Mi divorò dal dentro e mi pugnalò alle spalle
facendomi dimenticare di esistere."

Tre giorni...

«Ti conviene rigare dritto d'ora in avanti ragazza. Non vorrei proprio ritrovarmi nei tuoi panni in questo momento, ma anche se così fosse non vi è alcun dubbio che non avrei mai osato fare ciò che hai fatto tu» l'agente Storpinsky stava parlando da più di tre quarti d'ora, Berenice però non stava ascoltando «Mai e poi mai, neppure nel fiore dei miei anni, mi sarei mai permesso di infrangere la legge, ma la cosa ben peggiore di tutte è che tu non hai solo infranto la legge, ma bensì la stessa volontà divina, scappando dal convento come una ladra... sai, non è vero, che le suore sono a stretto contatto con il cielo? Lo sai, o non lo sai?» l'agente fece una pausa allungando un braccio sul sedile affianco e afferrando con voracità un panino da una busta in plastica. «Quelle povere suore, ti hanno sfamata, ti hanno dato una casa, la possibilità di studiare... e tu le ripaghi così?» Un altro morso al panino. Del prosciutto gli cadde sui pantaloni della divisa. «Quando il giudice lo verrà a sapere, ti spedirà al riformatorio e farebbe proprio bene! I teppisti della tua età devono imparare cosa significa prendersi le proprie responsabilità!»

Stavano viaggiando da tre giorni. Ed era da tre giorni che l'agente Storpinsky la tormentava con quel discorso. Per Berenice però quelle parole, che non erano altro che minacce velate, non valevano nulla a confronto dei pensieri che le appesantivano la testa in quel momento.

Tre giorni. 

In tutto quel tempo Berenice era riuscita a dormire solo un paio d'ore. Ogni volta che chiudeva gli occhi, cercando invano di prendere sonno, era sopraffatta dagli incubi. La mente e i ricordi non le davano tregua.

Settantadue ore.

«Il problema dei ragazzi come te?» sputò di nuovo l'agente «Hanno troppo, siete solo dei viziati...»

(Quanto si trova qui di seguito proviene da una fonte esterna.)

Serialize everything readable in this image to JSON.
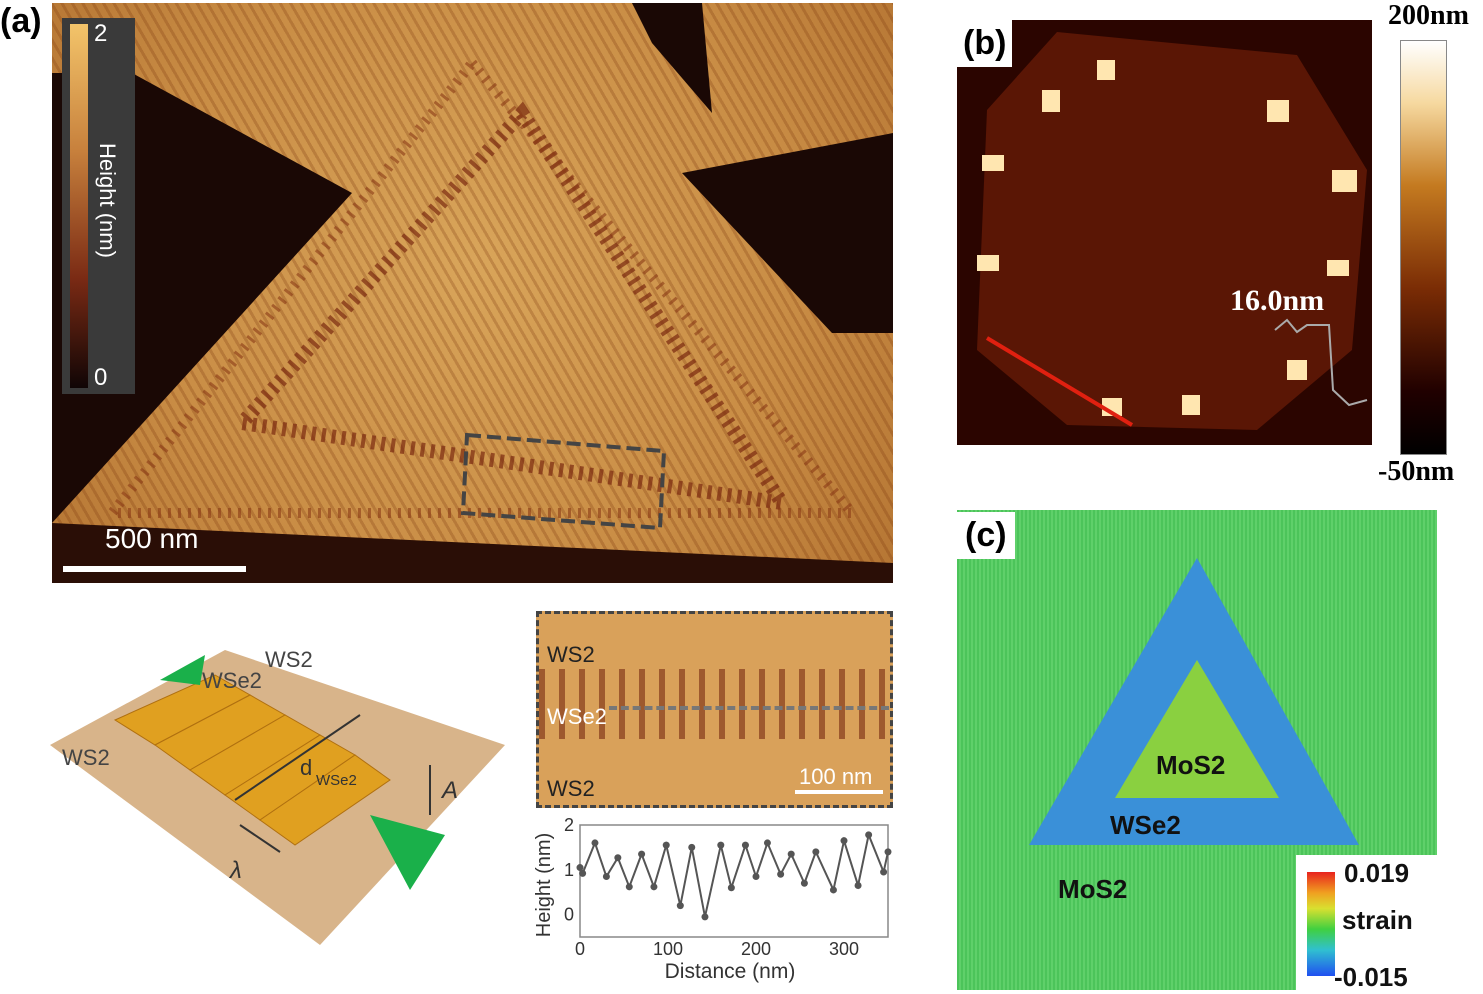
{
  "panel_a": {
    "label": "(a)",
    "colorbar": {
      "max": "2",
      "min": "0",
      "title": "Height (nm)"
    },
    "scale_bar": "500 nm",
    "schematic": {
      "ws2_top": "WS2",
      "wse2": "WSe2",
      "ws2_left": "WS2",
      "d": "d",
      "d_sub": "WSe2",
      "amplitude": "A",
      "wavelength": "λ",
      "arrow_color": "#1ab04a"
    },
    "inset": {
      "top": "WS2",
      "middle": "WSe2",
      "bottom": "WS2",
      "scale_bar": "100 nm"
    }
  },
  "panel_b": {
    "label": "(b)",
    "annotation": "16.0nm",
    "colorbar": {
      "max": "200nm",
      "min": "-50nm"
    }
  },
  "panel_c": {
    "label": "(c)",
    "inner": "MoS2",
    "ring": "WSe2",
    "outer": "MoS2",
    "colorbar": {
      "max": "0.019",
      "title": "strain",
      "min": "-0.015"
    }
  },
  "chart_data": {
    "type": "line",
    "xlabel": "Distance (nm)",
    "ylabel": "Height (nm)",
    "xlim": [
      0,
      350
    ],
    "ylim": [
      -0.5,
      2
    ],
    "xticks": [
      "0",
      "100",
      "200",
      "300"
    ],
    "yticks": [
      "0",
      "1",
      "2"
    ],
    "x": [
      0,
      3,
      17,
      30,
      43,
      56,
      70,
      84,
      98,
      114,
      127,
      142,
      160,
      172,
      188,
      200,
      213,
      228,
      240,
      255,
      268,
      288,
      300,
      316,
      328,
      345,
      350
    ],
    "y": [
      1.05,
      0.92,
      1.6,
      0.85,
      1.27,
      0.62,
      1.35,
      0.62,
      1.55,
      0.2,
      1.5,
      -0.05,
      1.55,
      0.6,
      1.55,
      0.85,
      1.6,
      0.9,
      1.35,
      0.7,
      1.4,
      0.55,
      1.65,
      0.65,
      1.78,
      0.95,
      1.4
    ],
    "color": "#555555"
  }
}
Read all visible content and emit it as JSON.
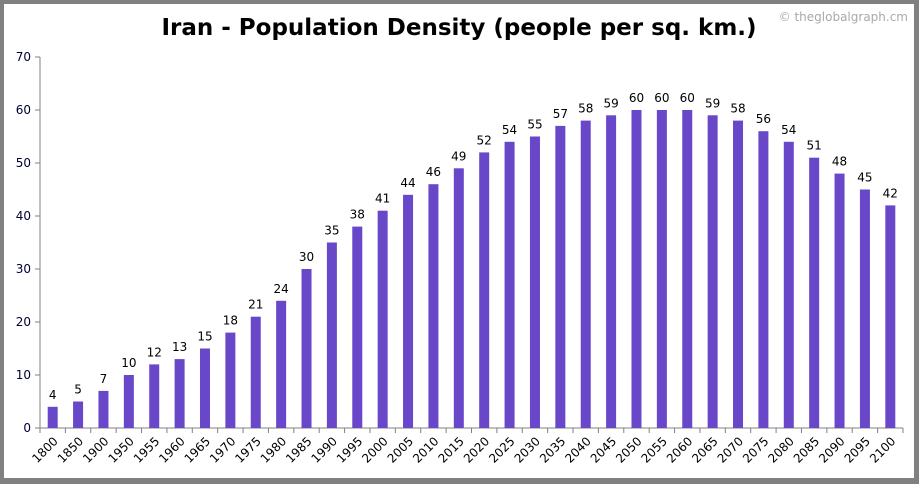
{
  "chart_data": {
    "type": "bar",
    "title": "Iran - Population Density (people per sq. km.)",
    "watermark": "© theglobalgraph.cm",
    "categories": [
      "1800",
      "1850",
      "1900",
      "1950",
      "1955",
      "1960",
      "1965",
      "1970",
      "1975",
      "1980",
      "1985",
      "1990",
      "1995",
      "2000",
      "2005",
      "2010",
      "2015",
      "2020",
      "2025",
      "2030",
      "2035",
      "2040",
      "2045",
      "2050",
      "2055",
      "2060",
      "2065",
      "2070",
      "2075",
      "2080",
      "2085",
      "2090",
      "2095",
      "2100"
    ],
    "values": [
      4,
      5,
      7,
      10,
      12,
      13,
      15,
      18,
      21,
      24,
      30,
      35,
      38,
      41,
      44,
      46,
      49,
      52,
      54,
      55,
      57,
      58,
      59,
      60,
      60,
      60,
      59,
      58,
      56,
      54,
      51,
      48,
      45,
      42
    ],
    "ylim": [
      0,
      70
    ],
    "yticks": [
      0,
      10,
      20,
      30,
      40,
      50,
      60,
      70
    ],
    "xlabel": "",
    "ylabel": "",
    "grid": false,
    "legend": "none",
    "bar_color": "#6847c8"
  }
}
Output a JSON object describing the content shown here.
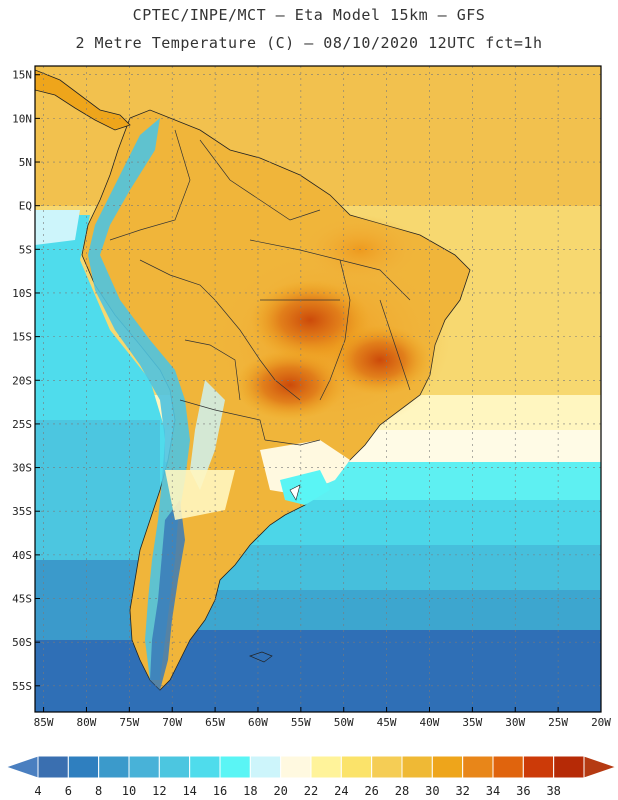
{
  "title_line1": "CPTEC/INPE/MCT –  Eta Model 15km – GFS",
  "title_line2": "2 Metre Temperature (C) – 08/10/2020 12UTC fct=1h",
  "latitude_labels": [
    "15N",
    "10N",
    "5N",
    "EQ",
    "5S",
    "10S",
    "15S",
    "20S",
    "25S",
    "30S",
    "35S",
    "40S",
    "45S",
    "50S",
    "55S"
  ],
  "longitude_labels": [
    "85W",
    "80W",
    "75W",
    "70W",
    "65W",
    "60W",
    "55W",
    "50W",
    "45W",
    "40W",
    "35W",
    "30W",
    "25W",
    "20W"
  ],
  "colorbar": {
    "labels": [
      "4",
      "6",
      "8",
      "10",
      "12",
      "14",
      "16",
      "18",
      "20",
      "22",
      "24",
      "26",
      "28",
      "30",
      "32",
      "34",
      "36",
      "38"
    ],
    "colors": [
      "#3a6fb0",
      "#2f7fbf",
      "#3b9acb",
      "#48b2d8",
      "#4cc6e0",
      "#4fdcec",
      "#5af5f5",
      "#cdf5fb",
      "#fff9e0",
      "#fff39a",
      "#fbe36a",
      "#f5cd55",
      "#efb935",
      "#eea51b",
      "#e88619",
      "#e0640d",
      "#cc3a08",
      "#b62a06"
    ],
    "min_color": "#4a7fc0",
    "max_color": "#b53a12"
  },
  "map_extent": {
    "lon_min": -86,
    "lon_max": -20,
    "lat_min": -58,
    "lat_max": 16
  }
}
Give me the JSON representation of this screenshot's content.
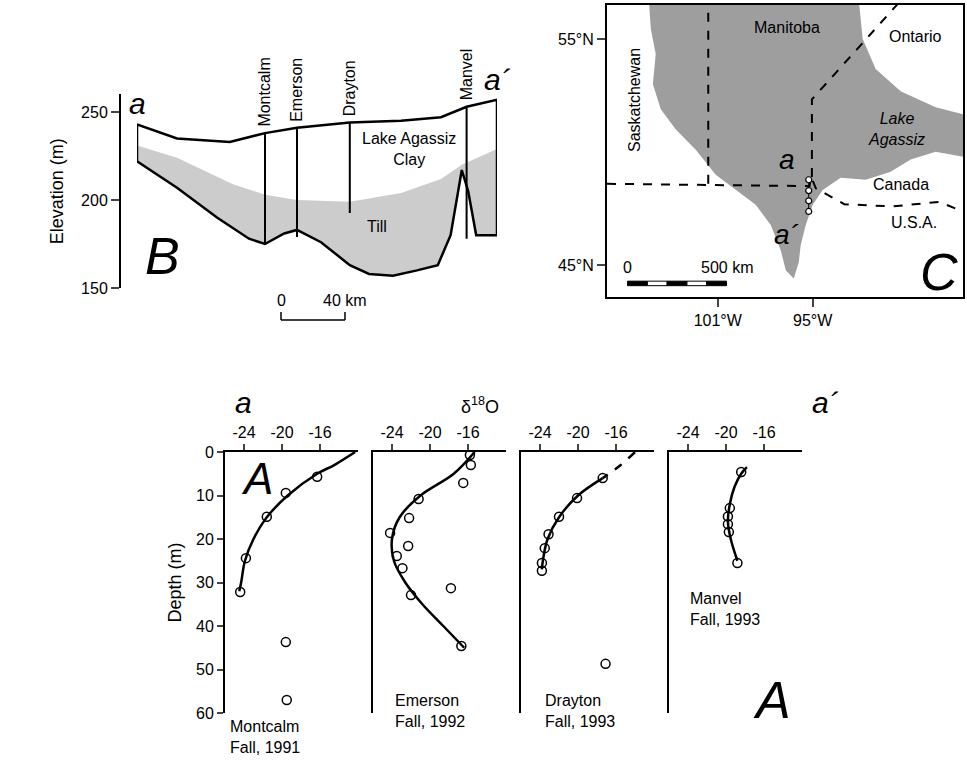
{
  "chart_data": [
    {
      "type": "cross_section",
      "panel": "B",
      "ylabel": "Elevation (m)",
      "xlim": [
        0,
        225
      ],
      "ylim": [
        150,
        260
      ],
      "yticks": [
        150,
        200,
        250
      ],
      "tick_labels": "y",
      "surface": {
        "x": [
          0,
          25,
          58,
          80,
          100,
          133,
          165,
          190,
          206,
          225
        ],
        "y": [
          243,
          235,
          233,
          238,
          241,
          244,
          245,
          247,
          253,
          257
        ]
      },
      "till_top": {
        "x": [
          0,
          25,
          60,
          80,
          100,
          133,
          165,
          190,
          203,
          225
        ],
        "y": [
          231,
          224,
          209,
          203,
          200,
          199,
          204,
          212,
          220,
          229
        ]
      },
      "base": {
        "x": [
          0,
          25,
          50,
          70,
          80,
          92,
          100,
          115,
          133,
          145,
          160,
          175,
          188,
          196,
          203,
          207,
          212,
          225
        ],
        "y": [
          222,
          207,
          190,
          178,
          175,
          181,
          183,
          176,
          163,
          158,
          157,
          160,
          163,
          180,
          217,
          205,
          180,
          180
        ]
      },
      "units": [
        {
          "name": "Lake Agassiz Clay",
          "color": "#ffffff",
          "x": 170,
          "y": 229
        },
        {
          "name": "Till",
          "color": "#cccccc",
          "x": 150,
          "y": 185
        }
      ],
      "wells": [
        {
          "name": "Montcalm",
          "x": 80,
          "top": 238,
          "bottom": 175
        },
        {
          "name": "Emerson",
          "x": 100,
          "top": 241,
          "bottom": 179
        },
        {
          "name": "Drayton",
          "x": 133,
          "top": 244,
          "bottom": 192.6
        },
        {
          "name": "Manvel",
          "x": 206,
          "top": 253,
          "bottom": 178
        }
      ],
      "section_ends": [
        "a",
        "a´"
      ],
      "scale_bar": {
        "length": 40,
        "labels": [
          "0",
          "40 km"
        ]
      }
    },
    {
      "type": "map",
      "panel": "C",
      "xlim": [
        -108,
        -85.5
      ],
      "ylim": [
        43.6,
        56.5
      ],
      "xticks": [
        {
          "value": -101,
          "label": "101°W"
        },
        {
          "value": -95,
          "label": "95°W"
        }
      ],
      "yticks": [
        {
          "value": 45,
          "label": "45°N"
        },
        {
          "value": 55,
          "label": "55°N"
        }
      ],
      "lake": {
        "name": "Lake Agassiz",
        "color": "#9e9e9e",
        "label_lon": -89.7,
        "label_lat": 51.0,
        "lon": [
          -105.36,
          -92.1,
          -91.84,
          -91.02,
          -89.44,
          -87.23,
          -84.5,
          -84.5,
          -87.23,
          -88.81,
          -90.07,
          -91.65,
          -93.23,
          -94.37,
          -95.0,
          -95.44,
          -95.76,
          -95.88,
          -96.2,
          -96.7,
          -97.02,
          -97.65,
          -98.6,
          -99.86,
          -101.13,
          -102.39,
          -103.65,
          -104.6,
          -105.1,
          -104.92,
          -105.23
        ],
        "lat": [
          56.8,
          56.8,
          55.0,
          53.67,
          52.69,
          51.98,
          51.5,
          49.67,
          50.02,
          49.67,
          49.13,
          48.78,
          48.87,
          48.33,
          47.67,
          46.78,
          45.89,
          45.13,
          44.42,
          44.78,
          45.67,
          46.78,
          47.67,
          48.33,
          49.0,
          50.11,
          51.0,
          51.89,
          53.0,
          54.33,
          55.44
        ]
      },
      "borders": [
        {
          "line_style": "dashed",
          "lon": [
            -101.6,
            -101.6
          ],
          "lat": [
            48.6,
            56.8
          ]
        },
        {
          "line_style": "dashed",
          "lon": [
            -108,
            -95.2,
            -95.1,
            -94.8,
            -93,
            -90,
            -87,
            -84.5
          ],
          "lat": [
            48.6,
            48.5,
            48.9,
            48.4,
            47.7,
            47.6,
            47.8,
            47.1
          ]
        },
        {
          "line_style": "dashed",
          "lon": [
            -95.05,
            -95.05,
            -89.3
          ],
          "lat": [
            48.9,
            52.33,
            56.8
          ]
        }
      ],
      "labels": [
        {
          "text": "Manitoba",
          "lon": -96.6,
          "lat": 55.5
        },
        {
          "text": "Ontario",
          "lon": -88.5,
          "lat": 55.1
        },
        {
          "text": "Saskatchewan",
          "lon": -106.3,
          "lat": 52.3
        },
        {
          "text": "Canada",
          "lon": -89.4,
          "lat": 48.55
        },
        {
          "text": "U.S.A.",
          "lon": -88.6,
          "lat": 46.9
        }
      ],
      "sites": {
        "lon": [
          -95.25,
          -95.25,
          -95.25,
          -95.25
        ],
        "lat": [
          48.78,
          48.3,
          47.85,
          47.38
        ]
      },
      "section_ends": [
        "a",
        "a´"
      ],
      "scale_bar": {
        "length": 500,
        "labels": [
          "0",
          "500 km"
        ]
      }
    },
    {
      "type": "scatter",
      "panel": "A",
      "xlabel": "δ18O",
      "ylabel": "Depth (m)",
      "xlim": [
        -26,
        -12
      ],
      "xticks": [
        -24,
        -20,
        -16
      ],
      "ylim": [
        60,
        0
      ],
      "yticks": [
        0,
        10,
        20,
        30,
        40,
        50,
        60
      ],
      "marker": "circle-open",
      "section_ends": [
        "a",
        "a´"
      ],
      "panels": [
        {
          "title": "Montcalm Fall, 1991",
          "points": {
            "x": [
              -16.3,
              -19.6,
              -21.6,
              -23.8,
              -24.4,
              -19.6,
              -19.5
            ],
            "y": [
              5.7,
              9.4,
              14.9,
              24.4,
              32.2,
              43.7,
              57.0
            ]
          },
          "curves": [
            {
              "line_style": "solid",
              "x": [
                -12.3,
                -14.5,
                -16.3,
                -19.4,
                -21.6,
                -23.0,
                -23.9,
                -24.3,
                -24.5
              ],
              "y": [
                0,
                3,
                5,
                10,
                15,
                20,
                25,
                30,
                32
              ]
            }
          ]
        },
        {
          "title": "Emerson Fall, 1992",
          "tick_labels": "x",
          "points": {
            "x": [
              -15.8,
              -15.7,
              -16.5,
              -21.2,
              -22.2,
              -24.2,
              -22.3,
              -23.5,
              -22.9,
              -22.0,
              -17.8,
              -16.7
            ],
            "y": [
              0.7,
              3.0,
              7.1,
              10.8,
              15.2,
              18.6,
              21.6,
              23.9,
              26.7,
              32.9,
              31.3,
              44.6
            ]
          },
          "curves": [
            {
              "line_style": "solid",
              "x": [
                -15.3,
                -17.5,
                -21.0,
                -23.2,
                -24.0,
                -23.8,
                -22.6,
                -20.8,
                -18.6,
                -16.4
              ],
              "y": [
                0,
                5,
                10,
                15,
                20,
                25,
                30,
                35,
                40,
                45
              ]
            }
          ]
        },
        {
          "title": "Drayton Fall, 1993",
          "tick_labels": "x",
          "points": {
            "x": [
              -17.4,
              -20.1,
              -22.0,
              -23.1,
              -23.5,
              -23.8,
              -23.8,
              -17.1
            ],
            "y": [
              6.0,
              10.6,
              14.9,
              18.9,
              22.1,
              25.5,
              27.3,
              48.7
            ]
          },
          "curves": [
            {
              "line_style": "solid",
              "x": [
                -17.4,
                -20.0,
                -22.0,
                -23.2,
                -23.7,
                -23.8
              ],
              "y": [
                6,
                10,
                15,
                20,
                25,
                27
              ]
            },
            {
              "line_style": "dashed",
              "x": [
                -14.0,
                -15.5,
                -17.4
              ],
              "y": [
                0,
                3,
                6
              ]
            }
          ]
        },
        {
          "title": "Manvel Fall, 1993",
          "tick_labels": "x",
          "points": {
            "x": [
              -18.4,
              -19.6,
              -19.8,
              -19.8,
              -19.7,
              -18.8
            ],
            "y": [
              4.6,
              12.9,
              14.8,
              16.6,
              18.4,
              25.5
            ]
          },
          "curves": [
            {
              "line_style": "solid",
              "x": [
                -17.8,
                -18.4,
                -19.1,
                -19.6,
                -19.8,
                -19.5,
                -18.8
              ],
              "y": [
                3.5,
                5,
                8,
                12,
                16,
                20,
                25
              ]
            }
          ]
        }
      ]
    }
  ]
}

Berenice appoggiò la testa contro il finestrino mentre la mente le schiaffeggiava davanti agli occhi l'ennesima immagine. Gaston. Provò una fitta al petto lancinante. Fu costretta a piantarsi le unghie nelle braccia per imporsi di non urlare.

Più il tempo passava e più ne sentiva la mancanza, come se l'ossigeno si stesse prosciugando a poco a poco dalla Terra. Era un dolore fisico che non aveva mai provato in tutta la sua vita e il fatto di non poter far nulla per porvi rimedio, la faceva sprofondare in un abisso di inquietudine e sconsolazione. Gaston era scomparso. Ma lei era certa che in quella casa ci fosse stato, lo aveva visto con i suoi stessi occhi. Aveva visto la vecchia correre con lui tra le grinfie e entrare dentro la casa ridendo. C'erano decine e decine di altre stanze. Gaston doveva per forza trovarsi in una di quelle.